N-Gram Extraction Tools

Introduction

This is a set of tools for manipulating N-grams from raw corpus. The program implements [Nagao94]'s arbitrary N-gram extracting algorithm and can extract both word N-grams (Latin language such as English) and character N-grams (Eastern language such as Chinese) up to 255-grams.

Text is represented as Unicode (UCS-2) internally so in theory the program can handle any text that can be converted into (or from) Unicode (UCS-2).
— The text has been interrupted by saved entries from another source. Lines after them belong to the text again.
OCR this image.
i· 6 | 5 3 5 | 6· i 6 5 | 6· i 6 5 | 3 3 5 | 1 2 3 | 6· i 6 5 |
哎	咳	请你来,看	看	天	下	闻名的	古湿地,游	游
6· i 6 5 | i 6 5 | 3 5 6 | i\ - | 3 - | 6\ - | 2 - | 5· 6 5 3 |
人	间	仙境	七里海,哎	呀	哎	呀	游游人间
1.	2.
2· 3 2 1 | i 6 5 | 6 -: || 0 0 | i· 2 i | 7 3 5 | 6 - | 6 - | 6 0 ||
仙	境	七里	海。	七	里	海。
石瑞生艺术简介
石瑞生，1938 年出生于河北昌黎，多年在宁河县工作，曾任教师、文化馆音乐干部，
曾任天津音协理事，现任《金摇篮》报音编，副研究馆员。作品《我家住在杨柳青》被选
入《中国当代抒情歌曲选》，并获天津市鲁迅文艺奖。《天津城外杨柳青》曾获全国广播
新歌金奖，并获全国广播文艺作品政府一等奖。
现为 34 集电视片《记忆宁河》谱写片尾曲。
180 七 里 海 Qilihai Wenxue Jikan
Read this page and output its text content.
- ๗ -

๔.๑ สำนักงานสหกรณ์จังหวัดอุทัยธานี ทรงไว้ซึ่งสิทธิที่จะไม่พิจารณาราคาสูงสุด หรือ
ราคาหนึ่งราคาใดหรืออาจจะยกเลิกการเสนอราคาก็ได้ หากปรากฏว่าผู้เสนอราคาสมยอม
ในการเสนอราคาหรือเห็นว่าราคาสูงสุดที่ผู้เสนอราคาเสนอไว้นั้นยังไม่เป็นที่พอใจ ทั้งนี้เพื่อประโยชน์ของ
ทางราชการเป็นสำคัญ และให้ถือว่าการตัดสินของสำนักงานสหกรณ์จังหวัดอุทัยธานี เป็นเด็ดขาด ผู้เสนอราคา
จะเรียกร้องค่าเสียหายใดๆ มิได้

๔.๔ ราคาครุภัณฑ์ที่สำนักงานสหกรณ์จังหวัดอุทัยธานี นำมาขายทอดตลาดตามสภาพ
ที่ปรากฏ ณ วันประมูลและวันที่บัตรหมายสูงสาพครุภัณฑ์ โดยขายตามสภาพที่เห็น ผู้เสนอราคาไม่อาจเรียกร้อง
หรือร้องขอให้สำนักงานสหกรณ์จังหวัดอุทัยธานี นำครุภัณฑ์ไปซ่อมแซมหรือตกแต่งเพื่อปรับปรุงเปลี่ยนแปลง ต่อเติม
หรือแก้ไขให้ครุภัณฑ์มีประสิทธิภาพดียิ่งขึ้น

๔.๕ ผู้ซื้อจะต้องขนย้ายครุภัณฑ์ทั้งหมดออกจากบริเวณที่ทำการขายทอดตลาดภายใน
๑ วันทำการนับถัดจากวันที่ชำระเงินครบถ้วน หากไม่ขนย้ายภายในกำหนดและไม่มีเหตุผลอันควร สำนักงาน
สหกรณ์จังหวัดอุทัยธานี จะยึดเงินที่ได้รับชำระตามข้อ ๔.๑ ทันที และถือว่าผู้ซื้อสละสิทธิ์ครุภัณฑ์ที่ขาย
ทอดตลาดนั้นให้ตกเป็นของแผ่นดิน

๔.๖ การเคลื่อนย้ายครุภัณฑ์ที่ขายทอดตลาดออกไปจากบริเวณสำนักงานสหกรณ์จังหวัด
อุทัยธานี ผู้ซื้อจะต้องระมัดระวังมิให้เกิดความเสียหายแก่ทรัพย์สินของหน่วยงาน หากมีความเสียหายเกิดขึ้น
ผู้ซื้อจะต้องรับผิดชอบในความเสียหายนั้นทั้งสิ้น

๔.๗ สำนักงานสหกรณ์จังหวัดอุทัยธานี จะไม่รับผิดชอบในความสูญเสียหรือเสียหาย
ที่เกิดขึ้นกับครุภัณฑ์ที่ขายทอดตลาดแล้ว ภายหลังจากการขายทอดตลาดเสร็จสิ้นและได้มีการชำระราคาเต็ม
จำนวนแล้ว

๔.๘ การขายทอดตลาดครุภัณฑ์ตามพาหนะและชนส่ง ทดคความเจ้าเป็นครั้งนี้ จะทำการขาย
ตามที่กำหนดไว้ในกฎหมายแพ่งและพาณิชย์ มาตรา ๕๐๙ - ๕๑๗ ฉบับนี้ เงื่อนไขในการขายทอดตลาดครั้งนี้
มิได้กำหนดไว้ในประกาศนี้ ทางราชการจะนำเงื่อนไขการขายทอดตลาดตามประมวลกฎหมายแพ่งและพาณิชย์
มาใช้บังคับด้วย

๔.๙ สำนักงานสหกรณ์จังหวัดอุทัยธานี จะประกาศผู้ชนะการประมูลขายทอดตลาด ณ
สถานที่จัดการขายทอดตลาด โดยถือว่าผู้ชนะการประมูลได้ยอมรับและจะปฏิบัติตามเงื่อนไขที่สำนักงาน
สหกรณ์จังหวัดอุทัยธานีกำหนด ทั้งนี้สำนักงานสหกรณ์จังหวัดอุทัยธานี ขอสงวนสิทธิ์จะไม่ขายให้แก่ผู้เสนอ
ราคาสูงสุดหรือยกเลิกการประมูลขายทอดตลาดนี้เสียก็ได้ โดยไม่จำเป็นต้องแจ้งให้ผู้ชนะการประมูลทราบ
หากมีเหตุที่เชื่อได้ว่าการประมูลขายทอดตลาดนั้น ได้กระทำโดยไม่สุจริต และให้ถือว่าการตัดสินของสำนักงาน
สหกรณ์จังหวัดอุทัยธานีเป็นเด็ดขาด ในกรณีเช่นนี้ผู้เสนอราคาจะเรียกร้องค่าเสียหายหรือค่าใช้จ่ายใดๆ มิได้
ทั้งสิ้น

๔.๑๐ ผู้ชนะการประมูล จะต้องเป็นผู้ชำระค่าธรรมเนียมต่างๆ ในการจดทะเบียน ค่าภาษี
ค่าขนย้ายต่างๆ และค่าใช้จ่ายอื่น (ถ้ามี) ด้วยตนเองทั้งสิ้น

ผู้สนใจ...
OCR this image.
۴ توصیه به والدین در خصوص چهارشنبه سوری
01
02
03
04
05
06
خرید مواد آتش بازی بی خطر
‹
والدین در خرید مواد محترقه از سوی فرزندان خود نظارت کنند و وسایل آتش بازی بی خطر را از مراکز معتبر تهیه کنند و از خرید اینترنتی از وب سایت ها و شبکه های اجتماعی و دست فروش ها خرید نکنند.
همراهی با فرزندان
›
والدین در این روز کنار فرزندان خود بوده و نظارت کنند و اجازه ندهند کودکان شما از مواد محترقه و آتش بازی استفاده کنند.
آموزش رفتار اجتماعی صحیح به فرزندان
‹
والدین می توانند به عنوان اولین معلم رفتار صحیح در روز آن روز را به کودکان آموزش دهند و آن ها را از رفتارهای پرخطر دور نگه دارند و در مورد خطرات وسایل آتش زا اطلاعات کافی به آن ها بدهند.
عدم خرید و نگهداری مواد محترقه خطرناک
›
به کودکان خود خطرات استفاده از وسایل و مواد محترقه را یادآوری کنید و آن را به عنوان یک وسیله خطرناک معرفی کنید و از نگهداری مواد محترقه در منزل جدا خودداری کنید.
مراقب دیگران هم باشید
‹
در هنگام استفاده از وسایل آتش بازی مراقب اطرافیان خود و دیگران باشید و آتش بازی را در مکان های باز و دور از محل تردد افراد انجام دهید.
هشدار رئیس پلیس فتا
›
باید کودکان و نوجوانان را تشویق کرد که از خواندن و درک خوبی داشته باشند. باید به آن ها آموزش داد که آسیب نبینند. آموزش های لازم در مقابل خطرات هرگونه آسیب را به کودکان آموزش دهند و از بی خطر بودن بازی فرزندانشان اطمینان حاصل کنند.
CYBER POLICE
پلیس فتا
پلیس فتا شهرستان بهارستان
Default input/output encoding is set to UTF-8. Current implementation focuses on processing Chinese (GBK) and English (ISO-8859-1) text.

The tools provided here distinguish themselves from other N-Gram extraction programs in that:

Unicode code base

Both Word N-gram and Character N-gram can be extracted

Statistical Substring Reduction (SSR) algorithms

paper

License

The programs are all open source and are distributed under MIT license.

Download

Source code: ngramtool-20040530.tar.gz
Linux binary: ngramtool-20040527-linux-static.tar.gz
FreeBSD binary: ngramtool-20040527-freebsd-static.tar.gz
WIN32 binary (built with Mingw32): ngramtool-20040527-mingw32-static.zip

Usage

Three programs are provided: ``text2ngram'', ``extractngram'' and ``strreduction''. Run these programs with ``-h'' option to see a brief usage.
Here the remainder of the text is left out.